Andrea y la gran ocasión

Fernando de Haro

Andrea es ahora la que sabe, la que disfruta de un juego que siempre es nuevo, que siempre es diferente. Andrea entiende lo que nosotros no comprendemos: por qué los inocentes como ella sufren. Andrea es ahora la que ve cómo cada uno de sus dolores, cada una de sus lágrimas, cada una de sus risas ha sido recogida con una ternura infinita. Andrea es ahora la que ve, la que abraza desde el fondo de las cosas a su padre y a su madre.
Andrea ha ocupado la mente y el corazón de los españoles durante los últimos días. Murió la semana pasada a los 12 años, en el Hospital Clínico de Santiago. Sus padres habían solicitado que se le retirara el respirador y la alimentación que la mantenían viva. Los médicos no tomaron la decisión, fueron los jueces los que la autorizaron. Sufría una enfermedad degenerativa y no toleraba en los últimos meses el alimento que se le proporcionaba.
Ha habido mucho ruido. La izquierda ha clamado por una ley de “muerte digna”. La derecha, como es habitual, ha guardado silencio. La muerte, por mucho que se empeñen, nunca puede ser digna, estamos hechos para la vida. Se puede, eso sí, morir dignamente. Pero eso es otra cosa. Con las palabras hemos querido huir de un caso demasiado incómodo. Ha habido palabras en favor de la eutanasia. Han sonado oportunistas. Ha habido palabras que recordaban que la vida es sagrada desde su concepción hasta su fin natural. Estas últimas se han antojado insuficientes, pequeñas para la gran pregunta que nadie se atrevía a formular pero que, consciente o inconscientemente, ha mantenido el debate vivo desde un fondo silencioso. ¿Quién puede estar en pie junto al dolor de los inocentes? Es la cuestión de la que todos hemos huido. Todos la hemos respondido con prisa para evitar que nos quemara. Unos han apagado el fuego en la lucha política y en la reivindicación, otros repitiendo principios.
Esta prisa, este huir hacia otras cosas, constituye una gran oportunidad. Andrea ha puesto de manifiesto que la tradición que en un tiempo nos sostenía en la vida y en la muerte se ha disuelto. En algunos momentos nos consolamos pensando que la moral será suficiente pero cuando la vida golpea sin silenciador se hace evidente que no tenemos el coraje, la fuerza o la seriedad que son necesarias para expresar las preguntas decisivas.
Esta debilidad, este límite, es también nuestra fuerza. Ahora, así, indigentes, somos bien conscientes de que la naturaleza, y la ley que de ella nace, es incapaz de hacernos compañía. Sabemos que solo nos sirven aquellos que por una extraña gracia (dice Péguy que la esperanza es la virtud que sorprende a Dios mismo) están en pie. Y estamos dispuestos a escuchar, sobre todo a mirar, a los que llevan décadas cuidando a los hijos discapacitados, a los que los acogen, aunque no sean suyos, a los que día y noche cuidan a los enfermos, a los que se muestran serenos en el dolor. Y queremos estar junto a ellos porque ahora sí, ahora que la promesa de la ética nos ha fallado, sabemos o quizás solo intuimos que con ellos aprenderemos respuestas que están a la altura de esas preguntas que ni siquiera nos atrevemos a formular. Ahora queremos estar al lado de aquellos para los que la verdad no se ha cristalizado en doctrina y nace de la carne.

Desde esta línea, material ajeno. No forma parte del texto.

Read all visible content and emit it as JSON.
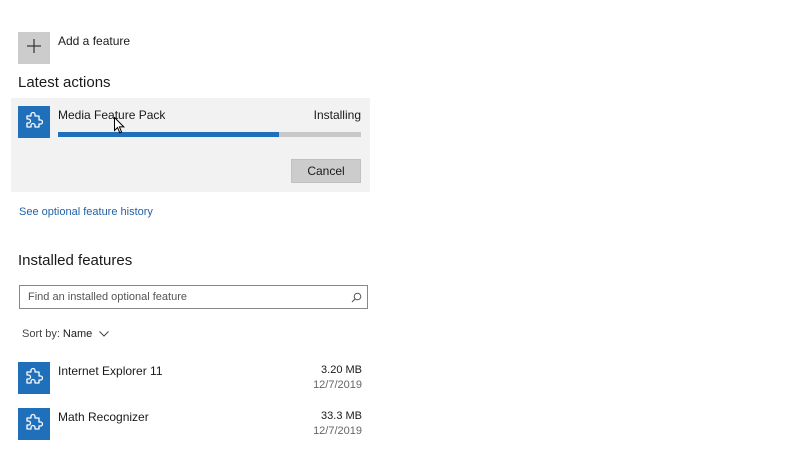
{
  "add_feature": {
    "label": "Add a feature",
    "icon": "plus-icon"
  },
  "latest_actions": {
    "title": "Latest actions",
    "item": {
      "name": "Media Feature Pack",
      "status": "Installing",
      "progress": 0.73,
      "icon": "puzzle-icon",
      "cancel_label": "Cancel"
    }
  },
  "history_link": "See optional feature history",
  "installed": {
    "title": "Installed features",
    "search_placeholder": "Find an installed optional feature",
    "sort_by_label": "Sort by:",
    "sort_by_value": "Name",
    "items": [
      {
        "name": "Internet Explorer 11",
        "size": "3.20 MB",
        "date": "12/7/2019",
        "icon": "puzzle-icon"
      },
      {
        "name": "Math Recognizer",
        "size": "33.3 MB",
        "date": "12/7/2019",
        "icon": "puzzle-icon"
      }
    ]
  },
  "colors": {
    "accent": "#1f6fba",
    "link": "#2163a8",
    "card_bg": "#f2f2f2",
    "button_bg": "#cccccc"
  }
}
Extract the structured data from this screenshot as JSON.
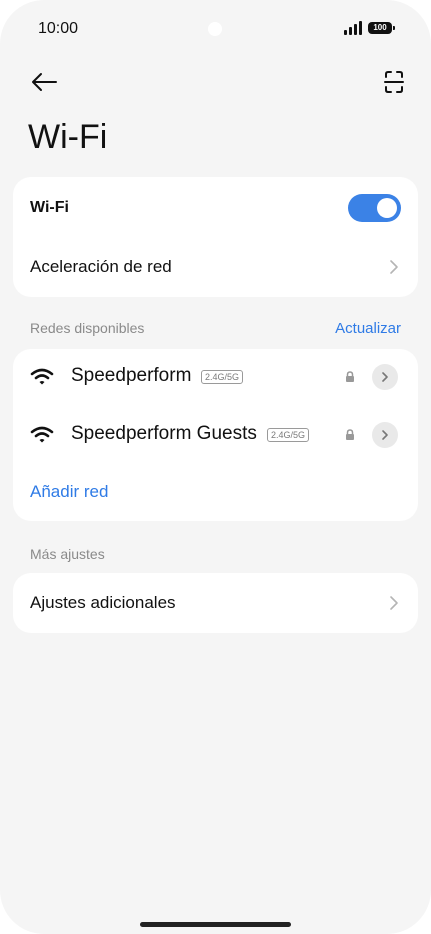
{
  "status_bar": {
    "time": "10:00",
    "battery": "100"
  },
  "header": {
    "title": "Wi-Fi"
  },
  "main_card": {
    "wifi_label": "Wi-Fi",
    "wifi_enabled": true,
    "acceleration_label": "Aceleración de red"
  },
  "networks_section": {
    "label": "Redes disponibles",
    "refresh_label": "Actualizar",
    "networks": [
      {
        "name": "Speedperform",
        "band": "2.4G/5G",
        "secured": true
      },
      {
        "name": "Speedperform Guests",
        "band": "2.4G/5G",
        "secured": true
      }
    ],
    "add_network_label": "Añadir red"
  },
  "more_section": {
    "label": "Más ajustes",
    "additional_label": "Ajustes adicionales"
  },
  "colors": {
    "accent": "#3b82e6",
    "link": "#2f7be6",
    "background": "#f5f5f5"
  }
}
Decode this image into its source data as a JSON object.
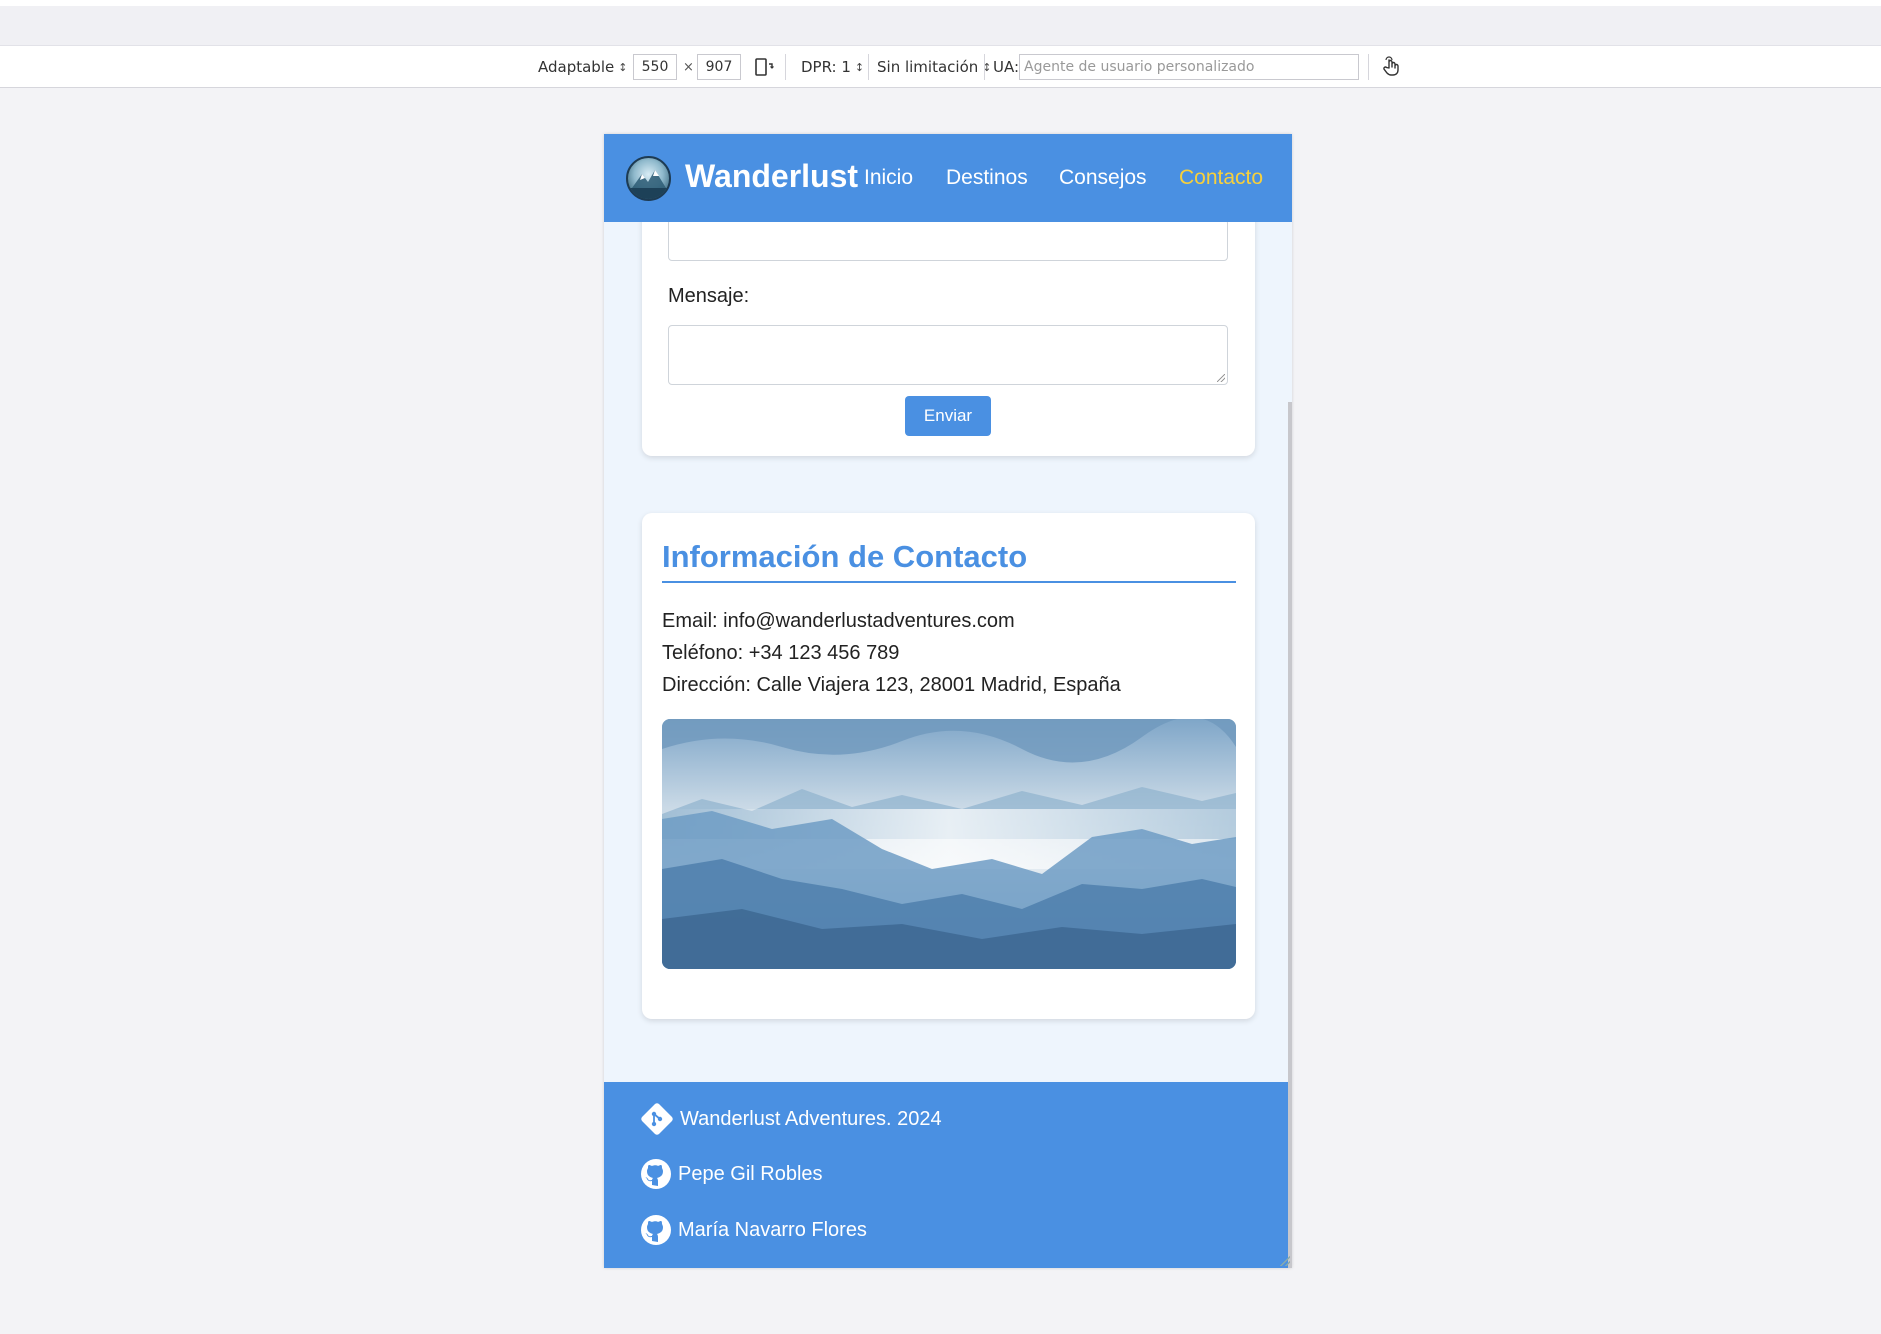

Hay quien insiste en que frente a tanta confusión - la de los que reclaman la eutanasia como solución, la de quien lucha por el reconocimiento del amor entre los homosexuales, la de los que quieren un hijo a su medida- hay que “decir la verdad”. Dígase, completa. La naturaleza y la razón decaen, equivocan el camino. Es un poco estúpido sorprenderse por ello. Pero con camino o sin camino, el deseo de amar y de ser amado, el deseo de felicidad y el deseo de justicia se mantienen siempre en marcha. La equivocación y la obstinación en la búsqueda de una respuesta nos dicen quiénes somos.
Una y otra hacen necesario que se vuelva a oír su voz, que sus ojos vuelvan a decir: “¡Bienaventurados los que lloran!”. Los que lloran escondidos en las sombras de la noche. Los que lloran a pleno día. Los que lloran. Bienaventurados.